Parecería asumir que mientras hable en nombre de un hipotético pueblo pobre, sabio y justo, está eximido éticamente frente al resto de los mexicanos y ha cumplido con la historia. En realidad lo que habrá sucedido es un enorme desperdicio histórico. Como resultó en el caso del covid-19, el abasto de medicinas, la venta del avión o la perseverancia del crimen organizado, López Obrador subestimó las dificultades y sobrevaloró el poder transformador de las buenas intenciones. En su primer trienio asumió que bastaba la intervención del Estado para impulsar el empleo popular y generar la prosperidad de los más necesitados, por lo cual se dio el lujo de desdeñar (o buscarle el modo) a otros actores de poder. Frente a la imposibilidad de transformar la realidad hay mañaneras en que el Presidente parece estar decidido a inventarla. Una y otra vez nos dice que México ya cambió, que ya no es como antes, pero a diferencia de sus otros datos, esta es una realidad que palpamos los mexicanos todos los días. No se me malinterprete.
Frente a la frivolidad y corrupción de los de antes, seguiría escogiendo a AMLO. Y valoro muchas acciones que se han realizado para aliviar en algo la condición de los más necesitados o la responsabilidad con la que se ha buscado la estabilidad política y económica, pese a su retórica incendiaria. Pero seguiré lamentando semana tras semana la renuncia de López Obrador a ponerse al frente de todos los mexicanos y conformarse con creerse ganador del round diario en esa arena de box arreglada que es la Mañanera. Difícil transformar un país cuando se invierte tanto tiempo cada día en demostrar que es más listo que sus adversarios.

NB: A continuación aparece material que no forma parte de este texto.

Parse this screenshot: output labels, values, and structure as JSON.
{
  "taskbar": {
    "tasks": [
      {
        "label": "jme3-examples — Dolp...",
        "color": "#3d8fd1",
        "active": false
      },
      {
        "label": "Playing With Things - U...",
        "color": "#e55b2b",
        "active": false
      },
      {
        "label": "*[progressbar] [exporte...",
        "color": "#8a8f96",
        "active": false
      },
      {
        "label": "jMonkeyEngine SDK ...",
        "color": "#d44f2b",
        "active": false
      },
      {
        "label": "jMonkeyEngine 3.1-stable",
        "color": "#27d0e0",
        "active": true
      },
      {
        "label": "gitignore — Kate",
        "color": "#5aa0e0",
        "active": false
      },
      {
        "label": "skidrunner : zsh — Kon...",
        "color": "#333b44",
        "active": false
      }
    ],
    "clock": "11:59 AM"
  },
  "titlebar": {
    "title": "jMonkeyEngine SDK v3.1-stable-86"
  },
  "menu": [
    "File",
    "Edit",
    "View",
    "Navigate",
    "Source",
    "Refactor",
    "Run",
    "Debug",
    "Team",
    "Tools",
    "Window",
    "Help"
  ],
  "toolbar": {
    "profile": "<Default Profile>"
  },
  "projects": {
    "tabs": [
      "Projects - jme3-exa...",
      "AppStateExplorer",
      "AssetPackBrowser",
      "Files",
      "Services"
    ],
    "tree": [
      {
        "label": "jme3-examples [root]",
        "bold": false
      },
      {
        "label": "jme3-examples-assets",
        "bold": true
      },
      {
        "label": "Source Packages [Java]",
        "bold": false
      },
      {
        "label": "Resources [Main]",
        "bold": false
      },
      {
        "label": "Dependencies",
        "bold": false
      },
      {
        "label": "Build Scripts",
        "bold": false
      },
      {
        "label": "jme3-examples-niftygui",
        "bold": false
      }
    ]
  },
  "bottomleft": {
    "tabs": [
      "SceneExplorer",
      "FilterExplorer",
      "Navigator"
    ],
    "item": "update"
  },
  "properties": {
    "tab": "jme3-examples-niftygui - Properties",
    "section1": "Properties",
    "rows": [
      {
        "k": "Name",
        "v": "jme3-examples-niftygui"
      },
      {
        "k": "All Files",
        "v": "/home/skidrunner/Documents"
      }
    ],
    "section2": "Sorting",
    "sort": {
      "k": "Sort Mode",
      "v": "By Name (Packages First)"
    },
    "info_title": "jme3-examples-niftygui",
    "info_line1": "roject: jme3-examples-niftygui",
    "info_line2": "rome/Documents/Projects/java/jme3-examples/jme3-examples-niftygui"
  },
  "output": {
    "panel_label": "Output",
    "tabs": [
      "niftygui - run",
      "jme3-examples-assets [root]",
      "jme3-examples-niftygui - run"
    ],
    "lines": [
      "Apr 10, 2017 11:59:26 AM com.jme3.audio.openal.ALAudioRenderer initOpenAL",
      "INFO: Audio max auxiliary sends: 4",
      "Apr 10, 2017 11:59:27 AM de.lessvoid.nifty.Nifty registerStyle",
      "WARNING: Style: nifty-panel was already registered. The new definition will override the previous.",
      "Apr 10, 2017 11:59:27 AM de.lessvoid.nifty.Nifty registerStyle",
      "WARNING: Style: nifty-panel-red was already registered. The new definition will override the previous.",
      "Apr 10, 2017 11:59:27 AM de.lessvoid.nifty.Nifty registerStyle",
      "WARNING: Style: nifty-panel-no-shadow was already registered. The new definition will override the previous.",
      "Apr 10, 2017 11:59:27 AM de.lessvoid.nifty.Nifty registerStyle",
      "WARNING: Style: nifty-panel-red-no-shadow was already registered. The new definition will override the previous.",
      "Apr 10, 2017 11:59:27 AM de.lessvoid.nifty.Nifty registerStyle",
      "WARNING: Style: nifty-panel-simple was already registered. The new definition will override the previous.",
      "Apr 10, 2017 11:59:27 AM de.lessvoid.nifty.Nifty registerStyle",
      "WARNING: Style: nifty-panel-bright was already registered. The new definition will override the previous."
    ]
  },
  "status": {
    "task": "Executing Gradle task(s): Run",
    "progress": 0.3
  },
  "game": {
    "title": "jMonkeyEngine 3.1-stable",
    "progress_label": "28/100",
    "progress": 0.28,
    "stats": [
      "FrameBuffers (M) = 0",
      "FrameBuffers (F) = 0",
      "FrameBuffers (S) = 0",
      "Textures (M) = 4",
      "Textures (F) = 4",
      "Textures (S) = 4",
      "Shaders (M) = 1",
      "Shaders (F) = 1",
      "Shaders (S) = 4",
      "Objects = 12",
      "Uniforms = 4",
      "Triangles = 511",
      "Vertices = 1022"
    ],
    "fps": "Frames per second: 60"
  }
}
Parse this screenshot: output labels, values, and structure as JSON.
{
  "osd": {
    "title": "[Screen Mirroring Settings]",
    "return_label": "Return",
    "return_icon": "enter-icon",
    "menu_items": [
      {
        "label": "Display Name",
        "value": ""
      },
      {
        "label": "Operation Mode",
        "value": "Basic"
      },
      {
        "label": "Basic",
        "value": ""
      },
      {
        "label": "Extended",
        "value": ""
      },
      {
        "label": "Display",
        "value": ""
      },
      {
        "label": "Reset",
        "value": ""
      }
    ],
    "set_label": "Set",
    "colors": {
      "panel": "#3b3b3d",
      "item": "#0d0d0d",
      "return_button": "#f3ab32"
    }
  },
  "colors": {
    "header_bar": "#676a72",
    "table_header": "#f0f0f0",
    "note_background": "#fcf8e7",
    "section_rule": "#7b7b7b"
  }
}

Sería una lástima que la versión presidencial de AMLO sea una dimensión menor de lo que pudo haber sido o que en el camino se haya perdido definitivamente al potencial estadista suplantado por un vendedor de triunfos aún dudosos.
Me resisto a pensar que todo quede reducido a una versión pendenciera, burlona y fascinada consigo misma, incapaz de la autocrítica y empeñada en vendernos una especie de restauración absurda del priismo que ya habíamos dejado atrás. Quedan tres años, ¿alguna posibilidad de recuperar al alcalde que fue, al presidente que pretendió ser esas primeras horas?